The only drawback (which may be almost undetectable) is the fact that the D Rose 6 has such excellent cushioning, that some players have noted that it’s not quite as responsive on the court as less cushioned models. Remember, the more cushioning, the less “court feel” you’ll have since there’s a layer of pliable material that compresses and shifts, between your foot and the actual hardwood. Otherwise, the great price point and glowing reviews should get you excited about this option!
- Great Cushioning
- Great Price
- Very Wide-Foot Friendly with non-rigid Primeknit material for easy foot expansion on the sides
- Less than perfect lateral support because of forgiving Primeknit
- Cushion is not responsive for a “court feel”
This shoe represents one of the better “values” on our list. It’s way under $100 and offers great impact protection (landing and jarring) and is arguably the best shoe on the list for fitting and hugging a wide foot. As long as you’re not a fussy point guard, my guess is that you’ll love these shoes!
Here’s a surprising entry into our top 10 best ball shoes for wide feet – at least for me! These Under Armour shoes have some really strong features which made it impossible to leave them out! Firstly, the traction is unbeatable. So many shoes are criticized for mediocre to poor traction given a shallow tread depth. Not so with the Drive 4s. A deeper tread on the forefoot allows for grippy traction which will always outperform most other shoes (worn by your opponents) on the same surface. Depending on your foot size/shape, you may experience an uncomfortable break-in period, but that’s not unlike many shoes costing double! It runs true to size and has a more-than-adequate ankle support feature.
One of our reviewers mentioned this is a great shoe for flat-footers too given the arch support! It features a die-cut EVA sock liner midsole which provides better than average cushioning and support, while the exposed Micro G heel unit gives even more firm cushioning. At this price point, I’d be more than tempted to give them a try if I had wide feet. ALAS, I have really NARROW FEET!!!! (hey I’m not rubbing it in – in fact it’s just as hard to find a good fit for me as it is for you, now get off my case!) 🙂
- Insanely Good Traction
- Bonus Ankle Support
- Good Arch Support for Flat-Footers
- Firm Cushioning (for more “court feel”)

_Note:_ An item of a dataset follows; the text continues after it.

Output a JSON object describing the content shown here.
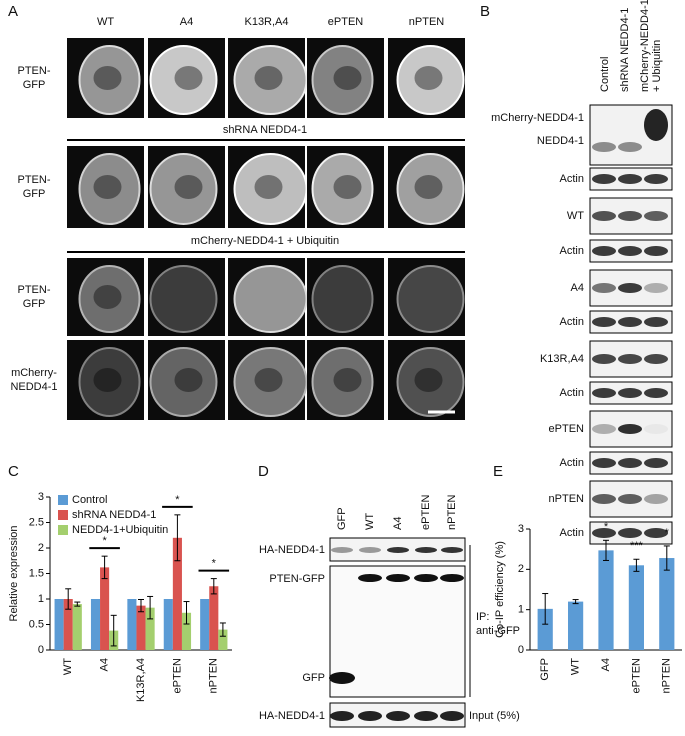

- Break-in Period may be Uncomfortable
While not the least expensive shoes on our list, they do rank among the best with traction, ankle support and arch support, not to mention “court feel”. Most others on our list have poor court feel, little arch support and mediocre traction. The price difference between them is not that big. Some might even argue that the Under Armour Drive 4 should be at the top of our list and not the bottom! Oh, well, you made it this far didn’t you?!